Tonight's debate between Governor Mitt Romney and President Barack Obama was in many ways deeply different from the first debate between both men. Both men came out more evenly matched, traded attacks more vigorously, and the high volume of the attacks.
And much of the reaction post-debate seems to have declared it a draw, with CBS' instant poll giving President Obama a narrower victory than Vice President Joe Biden enjoyed in their instant poll last week (Romney scored a much more lopsided victory on questions related to the economy, dominating by 65-35). CNN flipped from the Vice Presidential debate, giving Obama a 7 point victory over Romney, with 46 percent saying Obama won and 39 percent saying Romney won.
At the same time, the CNN poll showed wide advantages for Romney on questions relating to the economy and health care, confirming the CBS poll's numbers. Only Frank Luntz's focus group on Fox - comprised mostly of former Obama voters - gave Romney a lopsided victory unequivocally.
Responses from pundits were also unpredictable. Charles Krauthammer gave the President the victory on points, as did Ramesh Ponnoru of National Review. Ari Fleischer declared the debate a draw, as did Ron Fournier of National Journal.

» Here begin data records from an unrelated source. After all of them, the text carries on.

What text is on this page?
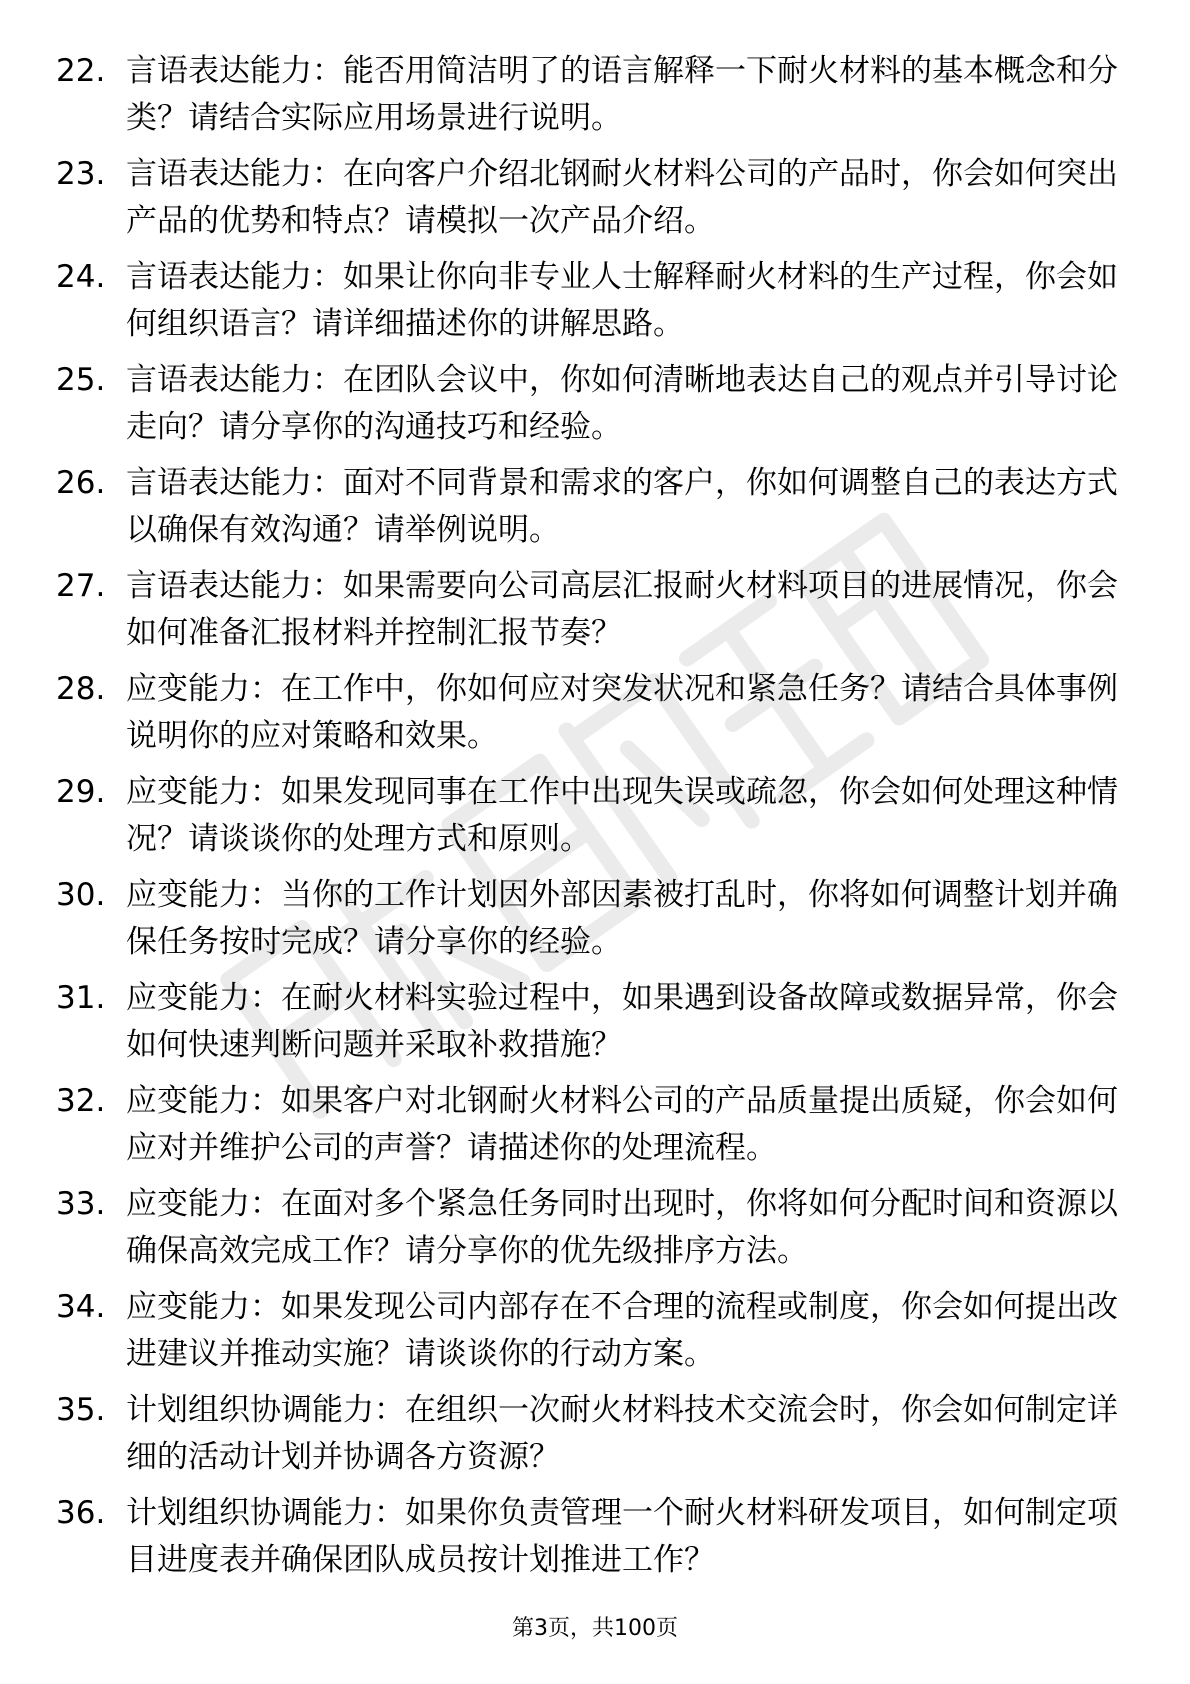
22. 言语表达能力：能否用简洁明了的语言解释一下耐火材料的基本概念和分类？请结合实际应用场景进行说明。
23. 言语表达能力：在向客户介绍北钢耐火材料公司的产品时，你会如何突出产品的优势和特点？请模拟一次产品介绍。
24. 言语表达能力：如果让你向非专业人士解释耐火材料的生产过程，你会如何组织语言？请详细描述你的讲解思路。
25. 言语表达能力：在团队会议中，你如何清晰地表达自己的观点并引导讨论走向？请分享你的沟通技巧和经验。
26. 言语表达能力：面对不同背景和需求的客户，你如何调整自己的表达方式以确保有效沟通？请举例说明。
27. 言语表达能力：如果需要向公司高层汇报耐火材料项目的进展情况，你会如何准备汇报材料并控制汇报节奏？
28. 应变能力：在工作中，你如何应对突发状况和紧急任务？请结合具体事例说明你的应对策略和效果。
29. 应变能力：如果发现同事在工作中出现失误或疏忽，你会如何处理这种情况？请谈谈你的处理方式和原则。
30. 应变能力：当你的工作计划因外部因素被打乱时，你将如何调整计划并确保任务按时完成？请分享你的经验。
31. 应变能力：在耐火材料实验过程中，如果遇到设备故障或数据异常，你会如何快速判断问题并采取补救措施？
32. 应变能力：如果客户对北钢耐火材料公司的产品质量提出质疑，你会如何应对并维护公司的声誉？请描述你的处理流程。
33. 应变能力：在面对多个紧急任务同时出现时，你将如何分配时间和资源以确保高效完成工作？请分享你的优先级排序方法。
34. 应变能力：如果发现公司内部存在不合理的流程或制度，你会如何提出改进建议并推动实施？请谈谈你的行动方案。
35. 计划组织协调能力：在组织一次耐火材料技术交流会时，你会如何制定详细的活动计划并协调各方资源？
36. 计划组织协调能力：如果你负责管理一个耐火材料研发项目，如何制定项目进度表并确保团队成员按计划推进工作？
第3页，共100页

MSNBC's anchors unanimously declared Obama the winner, while Sean Hannity gave Mitt Romney a solid victory.
Yet one element was virtually uncontested by everyone - this was a debate where rudeness was the norm, rather than the exception. Moderator Candy Crowley herself openly said she didn't understand the "We hate each other" vibe between the candidates. And to quote political scientist Scott Pelley, who was interviewed by CBS News following the debate:
“We have never seen anything like that in presidential history,” CBS News anchor Scott Pelley said following the debate. “They turned every question from the audience into an attack on the other.”
Pelley called it the “most rancorous presidential debate ever.”
Whether this rancorous attitude will do much to endear either candidate to swing voters remains to be seen. Certainly, it may serve to blunt the President's likability numbers, and given the closeness of the victory, Obama may not make up as much ground against Romney as he might like.
On the flip side, Romney frequently looked testy throughout the debate, and, like his running mate Paul Ryan, did not land a decisive comeback against President Obama. Romney questioned Obama about his handling of the crisis in Libya, when moderator Candy Crowley corrected him mid-sentence as to whether the President called Libya an "act of terror."
Obama pounced. "Can you speak up a little louder, Candy?" he asked. The audience could be heard with audible applause.
But shortly after the debate even Crowley herself admitted that Romney was "right in the main" on the issue but he chose the "wrong word" in the debate.
The topic of foreign policy will be debated in the third Presidential debate next Monday, and this time in much greater depth. Romney's focus on winning economic questions (and, in some cases, actively engaging the President on his economic record) might have paid more dividends in the long term, given that economic issues will not come up in any future debates.